The weight of writing self-studies for the Counselor Education and Speech-Language Pathology programs rested heavily on some trusted shoulders more than others, but everyone was needed to complete the studies successfully.  Of course, all of this was done in addition to the regular duties of teaching, scholarship, and service.

Both site visits started by welcoming our guests with their national accreditation magnifying glasses and microscopes in a way that expressed an openness to be examined – our vulnerability was placed willingly in the middle of the table.  Site visitors were thanked for taking time out of their busy lives to help us understand what we do well and what needed improvement.  Programs were examined from top to bottom by meeting with current students, community members, faculty, staff, and administrators. Mountains of documentation and all facilities were examined. Both teams contained people who were kind, knowledgeable, professional, genuine, and helpful.   We were all impressed by the ways in which we were examined.  

The site visits ended with collective meetings for each program.  Detailed, multi-paged lists of standards were summarized and thorough observations shared.  When the final page was turned in each meeting, we were told that all standards had been met (insert fireworks here)!  Some suggestions were shared to add to our continuous improvement process.  Results will be passed along to national accreditation bodies for their review. 

Both site-visit teams went on and on about how fortunate we are at SUNY Plattsburgh to have strong programs at a college where there is individual attention given to the growth of students.  One site visitor for the counselor education program said that if she had an 18-year-old, this is where she would send her.  A site visitor for the speech-language pathology program said he would like to work here (we have a job opening in his specialty area), but knew his spouse would not want to move away from their grandchildren.  These positive, personal statements were the “icing on the cake” of a positive process. 

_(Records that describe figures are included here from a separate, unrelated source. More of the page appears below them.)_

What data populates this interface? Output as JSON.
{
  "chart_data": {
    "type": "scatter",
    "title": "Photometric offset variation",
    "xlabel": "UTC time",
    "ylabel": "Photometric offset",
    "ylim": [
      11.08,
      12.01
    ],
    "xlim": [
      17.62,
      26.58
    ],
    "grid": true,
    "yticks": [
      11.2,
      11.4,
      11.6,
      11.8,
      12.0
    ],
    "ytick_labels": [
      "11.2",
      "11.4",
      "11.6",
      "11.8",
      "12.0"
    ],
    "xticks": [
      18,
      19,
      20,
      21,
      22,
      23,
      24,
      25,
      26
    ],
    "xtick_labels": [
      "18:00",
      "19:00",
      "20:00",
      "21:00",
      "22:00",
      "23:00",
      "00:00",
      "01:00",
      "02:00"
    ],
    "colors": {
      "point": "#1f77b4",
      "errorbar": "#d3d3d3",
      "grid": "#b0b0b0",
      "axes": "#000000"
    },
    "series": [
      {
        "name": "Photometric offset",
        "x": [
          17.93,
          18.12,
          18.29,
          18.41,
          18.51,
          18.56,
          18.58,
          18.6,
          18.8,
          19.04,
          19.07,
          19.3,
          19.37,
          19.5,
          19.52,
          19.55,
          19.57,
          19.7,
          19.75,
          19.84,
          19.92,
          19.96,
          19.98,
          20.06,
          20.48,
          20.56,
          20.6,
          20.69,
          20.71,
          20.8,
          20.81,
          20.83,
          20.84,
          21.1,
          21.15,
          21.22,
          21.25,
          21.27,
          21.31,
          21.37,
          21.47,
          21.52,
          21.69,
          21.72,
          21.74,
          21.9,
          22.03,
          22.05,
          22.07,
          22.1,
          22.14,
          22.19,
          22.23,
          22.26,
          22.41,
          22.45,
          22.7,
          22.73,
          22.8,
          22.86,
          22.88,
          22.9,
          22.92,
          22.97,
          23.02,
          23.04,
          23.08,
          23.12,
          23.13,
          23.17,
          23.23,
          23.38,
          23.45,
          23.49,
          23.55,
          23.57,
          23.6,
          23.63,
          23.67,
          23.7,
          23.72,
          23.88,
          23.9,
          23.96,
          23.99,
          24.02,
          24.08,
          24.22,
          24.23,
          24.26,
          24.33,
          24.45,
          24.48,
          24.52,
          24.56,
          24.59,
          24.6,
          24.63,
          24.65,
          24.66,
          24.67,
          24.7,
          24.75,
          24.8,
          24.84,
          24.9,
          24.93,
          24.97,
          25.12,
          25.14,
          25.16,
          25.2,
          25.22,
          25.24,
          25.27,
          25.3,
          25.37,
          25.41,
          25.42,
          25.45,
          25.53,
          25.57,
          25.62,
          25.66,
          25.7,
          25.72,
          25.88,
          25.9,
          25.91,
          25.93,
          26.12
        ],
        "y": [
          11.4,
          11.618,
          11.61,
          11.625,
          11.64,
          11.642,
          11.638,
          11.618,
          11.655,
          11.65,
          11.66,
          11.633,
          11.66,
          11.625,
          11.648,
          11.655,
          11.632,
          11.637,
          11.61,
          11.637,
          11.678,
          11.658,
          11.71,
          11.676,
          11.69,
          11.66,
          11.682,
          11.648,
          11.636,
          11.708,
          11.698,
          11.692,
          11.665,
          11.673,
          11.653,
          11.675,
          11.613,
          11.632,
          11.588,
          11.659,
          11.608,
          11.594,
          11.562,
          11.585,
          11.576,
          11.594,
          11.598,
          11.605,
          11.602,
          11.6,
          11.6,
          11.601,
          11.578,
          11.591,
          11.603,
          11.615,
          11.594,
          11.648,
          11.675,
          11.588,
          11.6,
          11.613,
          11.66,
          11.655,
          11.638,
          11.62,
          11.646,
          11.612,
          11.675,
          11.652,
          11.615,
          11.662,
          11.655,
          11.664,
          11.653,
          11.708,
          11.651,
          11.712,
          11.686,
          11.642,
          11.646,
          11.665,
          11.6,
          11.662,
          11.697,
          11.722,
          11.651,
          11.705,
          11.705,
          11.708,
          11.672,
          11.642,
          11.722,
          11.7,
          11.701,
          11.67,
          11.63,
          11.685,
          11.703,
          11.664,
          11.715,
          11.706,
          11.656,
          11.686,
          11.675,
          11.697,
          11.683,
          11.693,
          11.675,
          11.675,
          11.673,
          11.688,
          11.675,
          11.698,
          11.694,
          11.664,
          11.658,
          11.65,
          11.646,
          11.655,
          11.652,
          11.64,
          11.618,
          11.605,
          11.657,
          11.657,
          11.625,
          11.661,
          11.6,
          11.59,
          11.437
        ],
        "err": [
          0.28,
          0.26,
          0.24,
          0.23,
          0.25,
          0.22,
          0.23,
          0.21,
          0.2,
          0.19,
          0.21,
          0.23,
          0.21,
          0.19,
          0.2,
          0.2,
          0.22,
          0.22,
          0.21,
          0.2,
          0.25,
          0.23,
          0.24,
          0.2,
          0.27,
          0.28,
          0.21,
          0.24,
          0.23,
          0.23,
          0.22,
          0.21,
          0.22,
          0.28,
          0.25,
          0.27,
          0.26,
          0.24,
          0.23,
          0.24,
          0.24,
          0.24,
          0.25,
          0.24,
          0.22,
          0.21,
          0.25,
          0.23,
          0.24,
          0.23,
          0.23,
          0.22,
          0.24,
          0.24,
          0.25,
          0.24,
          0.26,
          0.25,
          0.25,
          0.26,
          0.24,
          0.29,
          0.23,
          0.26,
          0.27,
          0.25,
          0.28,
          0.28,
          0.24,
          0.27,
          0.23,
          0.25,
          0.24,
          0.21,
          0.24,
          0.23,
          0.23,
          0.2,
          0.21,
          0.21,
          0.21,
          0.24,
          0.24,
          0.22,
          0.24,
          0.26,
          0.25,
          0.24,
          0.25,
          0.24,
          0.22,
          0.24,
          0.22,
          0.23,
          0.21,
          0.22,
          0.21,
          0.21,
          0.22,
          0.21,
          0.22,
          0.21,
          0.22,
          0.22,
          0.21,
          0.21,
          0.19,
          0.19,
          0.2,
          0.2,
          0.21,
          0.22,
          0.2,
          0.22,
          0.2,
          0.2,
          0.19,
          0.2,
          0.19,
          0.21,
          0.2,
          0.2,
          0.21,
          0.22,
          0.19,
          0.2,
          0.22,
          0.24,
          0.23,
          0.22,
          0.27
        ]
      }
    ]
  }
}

Faculty members in service-oriented fields inspire the growth and development of students knowing that countless lives will be touched by what their students learn.  This exponential impact can never be measured unless the measurement device is a heart; we were happy the site visitors brought this measurement device too.  Validation for years of hard work and for the level of excellence obtained makes all of us proud.  I congratulate all faculty and staff in the Counselor Education and Speech-Language Pathology programs for a job well done.  As a community, we congratulate you and celebrate your success!